In 2020, I conducted a BIA for a mid-sized manufacturing company. During dependency mapping, we discovered their industrial control systems—running three production lines worth $50M in annual revenue—had no backup, no redundancy, and ran on software that required Windows XP.
The engineer responsible for these systems was 67 years old and planning to retire in 8 months. Nobody else understood how they worked.
The BIA revealed this critical risk. We had 8 months to:
Document the systems completely
Train replacement engineers
Upgrade to supported platforms
Implement redundancy
We finished with 3 weeks to spare. The engineer retired. The systems kept running.
In 2022, a ransomware attack hit their network. It encrypted everything—except the production control systems, which we'd isolated based on BIA findings. While they recovered their business systems, production never stopped.

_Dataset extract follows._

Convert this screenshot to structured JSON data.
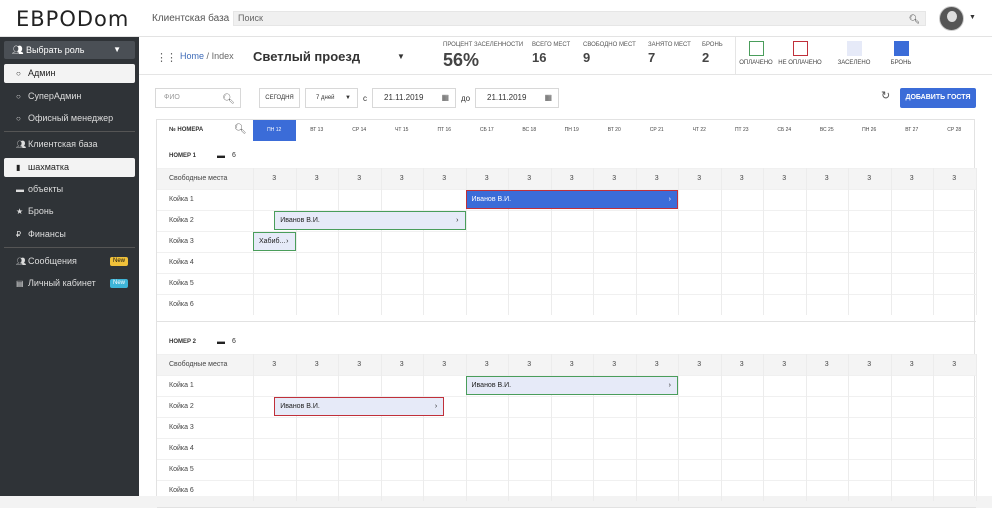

Their CEO told me: "If we hadn't done that BIA, we'd have lost our most critical employee's knowledge, had no redundancy, and been completely vulnerable to that attack. We would have lost three months of production. We might not have survived."
That's the power of a properly executed Business Impact Analysis. It's not paperwork. It's not compliance theater. It's survival planning.
The question isn't whether you can afford to do a thorough BIA. The question is whether you can afford not to.